Völlig zutreffend schreibt Michael Pezel in seinem Vorwort zu Marie Versinis Autobiographie »Ich war Winnetous Schwester« (2): »Im Kostüm einer indianischen Märchenprinzessin spielte Marie Versini eine junge Frau, die zwar scheu und schüchtern erscheint, aber beharrlich ihr Ziel verfolgt. Sie ist voller Energie, reitet besser als ein Mann... Noch vor der Erfindung des Wortes Emanzipation verschafft sie sich dort Zutritt, wo nur Männer etwas zu sagen haben...«
Karl May schuf keine sozilogische Studie über die Stellung der Frau in der Gesellschaft. Er kreierte Romane, die Millionen von Menschen träumen lassen. Seine Nscho-tschi berührt seit Generationen die Herzen seiner Leserinnen und Leser. Und Marie Versini ist die perfekte Verkörperung dieser Traumfee, die mit beiden Beinen fest im Leben steht. Nscho-tschi ist die ideale, perfekte Amazone: hochintelligent, selbstbewusst und nicht überheblich, feminin und stark, romantisch und realistisch. Nscho-tschi ist weich und hart zugleich. Jeder Mensch hat etwas von Nscho-tschi in sich, man muss es nur entdecken... und zulassen! Doch in einer immer kälter werdenden Gesellschaft kommen die menschlichen Seiten Nscho-tschis viel zu selten zum Zuge. Unserer Gesellschaft wäre geholfen, würde es mehr Menschen wie die stolze Schwester Winnetous geben. Ihre Selbstlosigkeit würde der Kälte des Egoismus entgegenwirken. Um so sanft wie Nscho-tschi sein zu können, bedarf es auch ihrer Stärke.

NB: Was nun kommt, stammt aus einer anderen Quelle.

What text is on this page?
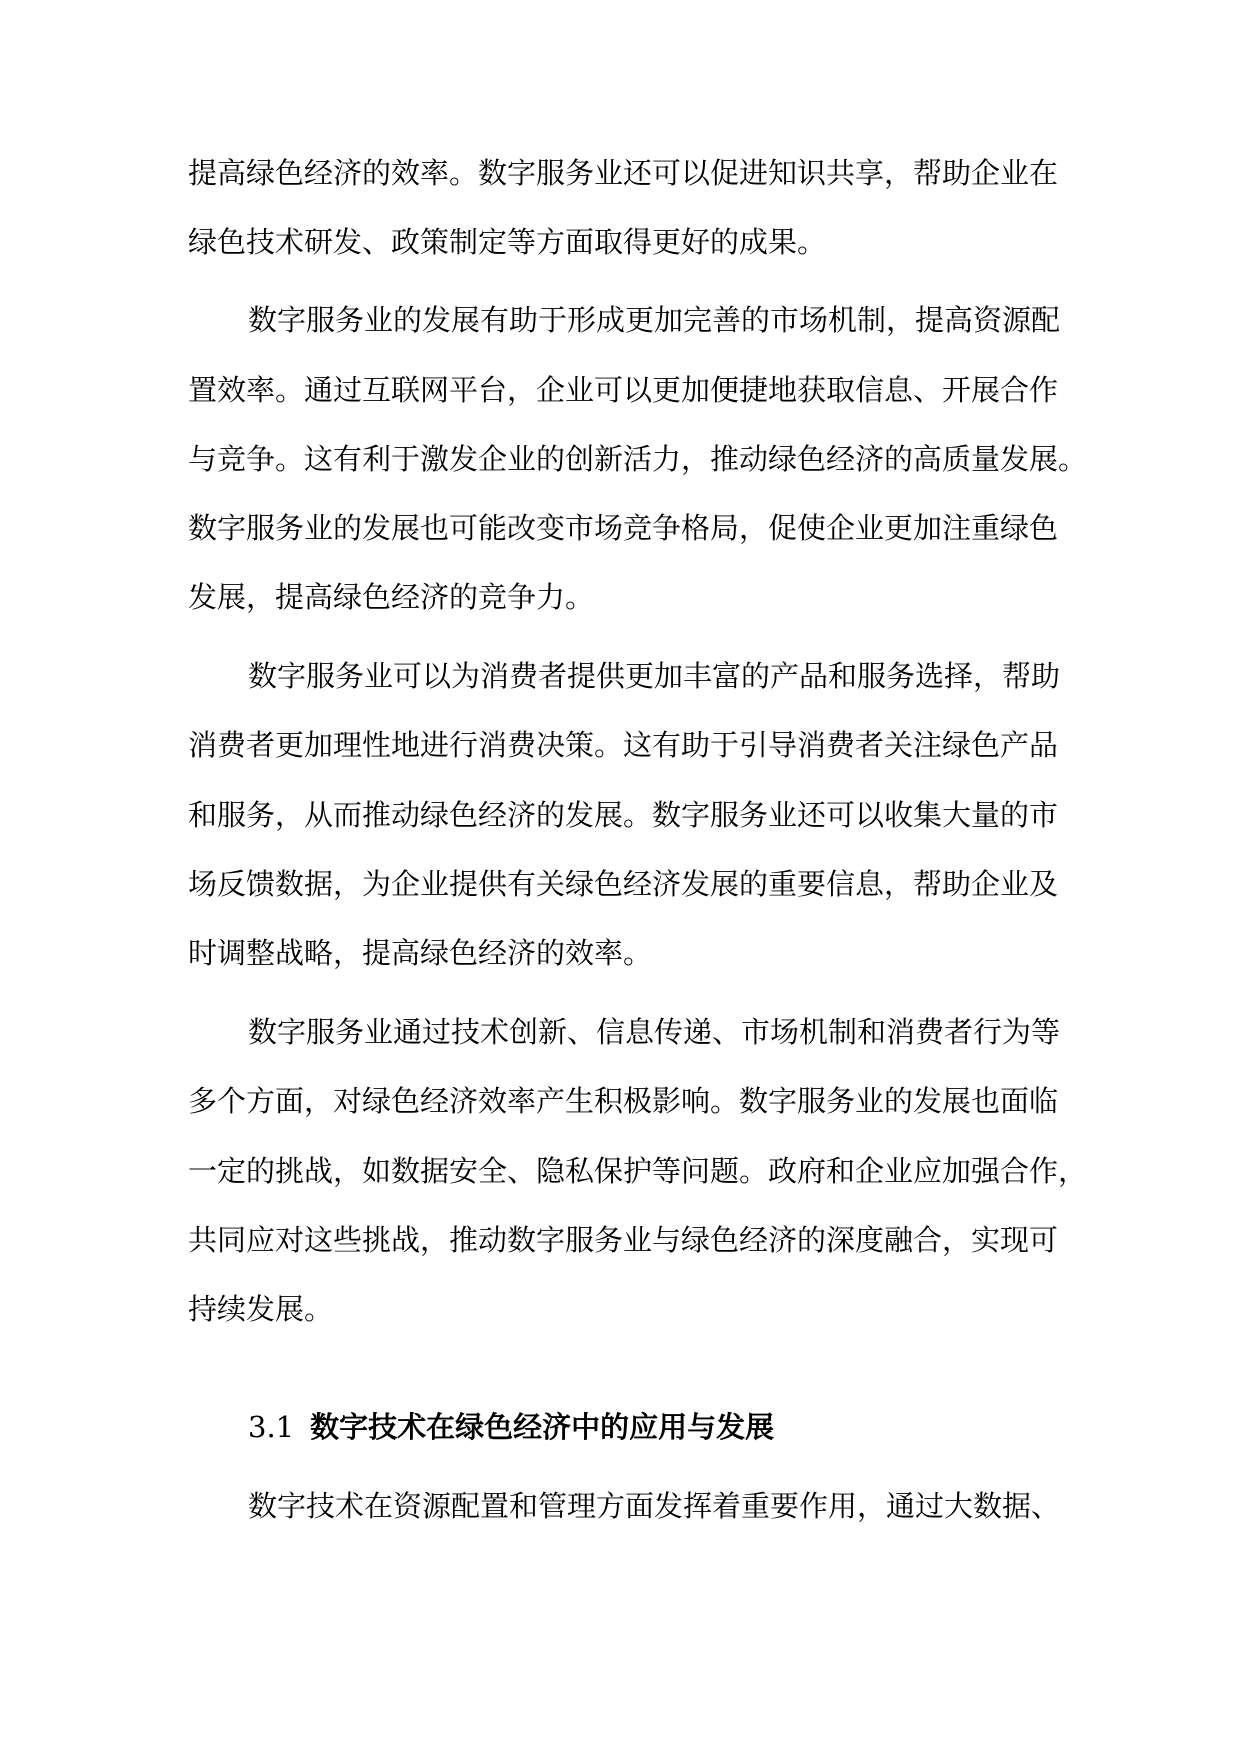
提高绿色经济的效率。数字服务业还可以促进知识共享，帮助企业在
绿色技术研发、政策制定等方面取得更好的成果。
数字服务业的发展有助于形成更加完善的市场机制，提高资源配
置效率。通过互联网平台，企业可以更加便捷地获取信息、开展合作
与竞争。这有利于激发企业的创新活力，推动绿色经济的高质量发展。
数字服务业的发展也可能改变市场竞争格局，促使企业更加注重绿色
发展，提高绿色经济的竞争力。
数字服务业可以为消费者提供更加丰富的产品和服务选择，帮助
消费者更加理性地进行消费决策。这有助于引导消费者关注绿色产品
和服务，从而推动绿色经济的发展。数字服务业还可以收集大量的市
场反馈数据，为企业提供有关绿色经济发展的重要信息，帮助企业及
时调整战略，提高绿色经济的效率。
数字服务业通过技术创新、信息传递、市场机制和消费者行为等
多个方面，对绿色经济效率产生积极影响。数字服务业的发展也面临
一定的挑战，如数据安全、隐私保护等问题。政府和企业应加强合作，
共同应对这些挑战，推动数字服务业与绿色经济的深度融合，实现可
持续发展。
3.1 数字技术在绿色经济中的应用与发展
数字技术在资源配置和管理方面发挥着重要作用，通过大数据、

Marie Versinis offizielle Homepage ist unbedingt einen Besuch wert:
http://www.marie-versini.de/
Zitate:1) Karl May: »Winnetou I/ Reiseerzählung«, Historisch-Kritische Ausgabe für die Karl-May-Gedächtnisstiftung«, herausgegeben von Hermann Wiedenroth und Hans Wollschläger, Abteilung IV, Band 12, Zürich 1990, S. 268
Zitate:1) Karl May: »Winnetou I/ Reiseerzählung«, Historisch-Kritische Ausgabe für die Karl-May-Gedächtnisstiftung«, herausgegeben von Hermann Wiedenroth und Hans Wollschläger, Abteilung IV, Band 12, Zürich 1990, S. 268
2) Versini, Marie: »Ich war Winnetous Schwester
/ Bilder und Geschichten einer Karriere«, Karl-May-Verlag, Bamberg und Radebeul, 2003, S.6
Das Bild von Marie Versini in ihrer Glanzrolle als Winnetous Schwester Nscho-tschi wurde uns freundlicherweise von Rechteinhaber Elmar Elbs zur Verfügung gestellt. Vielen Dank!
"Karl May schuf keine sozilogische Studie über die Stellung der Frau in der Gesellschaft. Er kreierte Romane, die Millionen von Menschen träumen lassen. Seine Nscho-tschi berührt seit Generationen die Herzen seiner Leserinnen und Leser.(...) Nscho-tschi ist weich und hart zugleich. Jeder Mensch hat etwas von Nscho-tschi in sich, man muss es nur entdecken... und zulassen! Doch in einer immer kälter werdenden Gesellschaft kommen die menschlichen Seiten Nscho-tschis viel zu selten zum Zuge. Unserer Gesellschaft wäre geholfen, würde es mehr Menschen wie die stolze Schwester Winnetous geben. Ihre Selbstlosigkeit würde der Kälte des Egoismus entgegenwirken. Um so sanft wie Nscho-tschi sein zu können, bedarf es auch ihrer Stärke."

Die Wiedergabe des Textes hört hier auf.